Sunday, March 29, 2020

Song of the decade

Does a decade's worth of music mean anything anymore? To me, it doesn't feel like it, and hasn't really since the '90s, which probably just means that I'm old. Time flies and a lot of life is happening, so I'm just getting around to taking a look at the past decade. Rather than serving up a big list, I've decided to simply crown my most-played song of the twenty-teens.
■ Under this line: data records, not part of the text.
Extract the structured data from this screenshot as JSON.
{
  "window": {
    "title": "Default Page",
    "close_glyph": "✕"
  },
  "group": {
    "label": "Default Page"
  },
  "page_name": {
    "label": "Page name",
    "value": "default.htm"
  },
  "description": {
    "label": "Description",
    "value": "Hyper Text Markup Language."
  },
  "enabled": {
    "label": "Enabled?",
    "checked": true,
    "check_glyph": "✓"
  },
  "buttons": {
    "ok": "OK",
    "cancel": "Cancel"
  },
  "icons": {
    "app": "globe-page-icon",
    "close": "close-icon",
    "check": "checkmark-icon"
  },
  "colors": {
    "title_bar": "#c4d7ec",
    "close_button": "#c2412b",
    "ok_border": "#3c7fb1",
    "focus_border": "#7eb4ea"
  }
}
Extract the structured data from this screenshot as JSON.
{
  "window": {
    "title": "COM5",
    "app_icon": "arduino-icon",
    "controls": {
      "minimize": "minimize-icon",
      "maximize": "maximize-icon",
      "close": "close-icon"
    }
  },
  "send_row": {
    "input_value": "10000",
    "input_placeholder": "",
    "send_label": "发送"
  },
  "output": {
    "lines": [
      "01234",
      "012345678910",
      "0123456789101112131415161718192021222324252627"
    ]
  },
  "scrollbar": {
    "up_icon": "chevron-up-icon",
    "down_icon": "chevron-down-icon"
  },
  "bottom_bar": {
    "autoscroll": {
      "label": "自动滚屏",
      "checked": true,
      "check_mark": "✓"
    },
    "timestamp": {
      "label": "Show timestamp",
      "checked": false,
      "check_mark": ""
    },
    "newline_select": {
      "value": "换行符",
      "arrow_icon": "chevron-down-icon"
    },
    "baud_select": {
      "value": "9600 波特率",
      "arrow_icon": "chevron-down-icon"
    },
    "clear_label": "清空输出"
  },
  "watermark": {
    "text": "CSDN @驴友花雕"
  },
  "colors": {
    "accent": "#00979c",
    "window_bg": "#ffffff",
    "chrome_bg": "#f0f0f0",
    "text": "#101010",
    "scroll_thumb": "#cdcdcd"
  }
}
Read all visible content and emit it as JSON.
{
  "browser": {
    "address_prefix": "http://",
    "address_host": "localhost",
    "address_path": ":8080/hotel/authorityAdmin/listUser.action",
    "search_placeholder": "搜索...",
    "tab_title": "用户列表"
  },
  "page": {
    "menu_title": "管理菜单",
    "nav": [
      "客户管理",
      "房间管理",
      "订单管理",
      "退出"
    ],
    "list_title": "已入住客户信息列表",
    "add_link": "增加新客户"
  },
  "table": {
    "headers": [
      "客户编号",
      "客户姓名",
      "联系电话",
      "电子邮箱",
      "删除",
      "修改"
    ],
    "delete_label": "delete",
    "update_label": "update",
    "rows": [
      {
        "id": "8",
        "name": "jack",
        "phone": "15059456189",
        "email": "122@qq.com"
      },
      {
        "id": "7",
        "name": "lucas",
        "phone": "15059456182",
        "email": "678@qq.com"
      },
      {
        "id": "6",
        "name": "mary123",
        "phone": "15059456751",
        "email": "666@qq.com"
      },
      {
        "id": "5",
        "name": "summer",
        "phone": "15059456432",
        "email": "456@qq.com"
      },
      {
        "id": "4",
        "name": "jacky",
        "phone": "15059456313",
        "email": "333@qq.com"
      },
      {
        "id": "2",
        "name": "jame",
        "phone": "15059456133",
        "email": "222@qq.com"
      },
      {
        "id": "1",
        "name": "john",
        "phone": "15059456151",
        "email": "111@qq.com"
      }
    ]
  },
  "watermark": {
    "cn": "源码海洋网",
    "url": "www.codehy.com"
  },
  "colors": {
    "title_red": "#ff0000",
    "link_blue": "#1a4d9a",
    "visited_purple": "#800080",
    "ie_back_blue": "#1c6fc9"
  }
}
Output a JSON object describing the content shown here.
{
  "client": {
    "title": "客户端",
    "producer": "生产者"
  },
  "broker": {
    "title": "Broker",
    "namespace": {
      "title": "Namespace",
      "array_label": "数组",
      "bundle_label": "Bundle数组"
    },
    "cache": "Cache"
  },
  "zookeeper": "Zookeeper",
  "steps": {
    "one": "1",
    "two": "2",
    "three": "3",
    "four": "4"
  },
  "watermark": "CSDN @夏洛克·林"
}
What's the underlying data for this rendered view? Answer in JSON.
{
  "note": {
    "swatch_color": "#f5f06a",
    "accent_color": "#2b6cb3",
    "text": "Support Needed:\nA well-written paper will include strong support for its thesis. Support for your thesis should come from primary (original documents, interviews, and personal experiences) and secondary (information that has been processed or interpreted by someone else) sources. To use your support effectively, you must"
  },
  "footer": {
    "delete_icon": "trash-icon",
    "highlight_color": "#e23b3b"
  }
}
The winner is '90s survivor Robyn with "Dancing on My Own," which was released in June 2010 as lead single from the excellent Body Talk album (my #9 album for the decade, including music from all decades, per Last.fm), and which she cowrote and coproduced with Patrik Berger. It's a devastating dance music ballad, all swirling synths and heartbreak, that should have shot an arrow through the heart of the pop music audience. It is the epitome of the melancholy cast against a euphoric upbeat arrangement, which defines so much of my favorite music. How does a song this brilliant (and featured prominently in HBO's Girls) not even crack the Billboard Hot 100? Despite making no impression on the chart, it did, deservedly, go platinum in the U.S.

Saturday, March 28, 2020

RIP Kenny Rogers

Whenever I think about Kenny Rogers, I always remember my late Aunt Jackie kindly giving me her copy of The Gambler album around 1983. Perhaps appropriately, we were in a house on a little dirt road in a speck of a town — New Site, Mississippi. Rogers was huge when I was a kid, and "The Gambler" was a fun tune for all ages. I also love that album's "The Hoodooin' of Miss Fanny Deberry," about a girl who walks barefoot down a gravel road and sleeps with the devil. And The Gambler album has one of the coolest covers ever. Elsewhere, "Ruby, Don't Take Your Love to Town" with his band The First Edition from 1969 is a killer tune about a veteran, and The Killers gave it a worthy cover back in the 2000s. "Just Dropped In (To See What Condition My Condition Was In)" is a hoot of a song title — was Morrissey listening? Rogers was one of the original country crossovers, and he made country and pop more fun.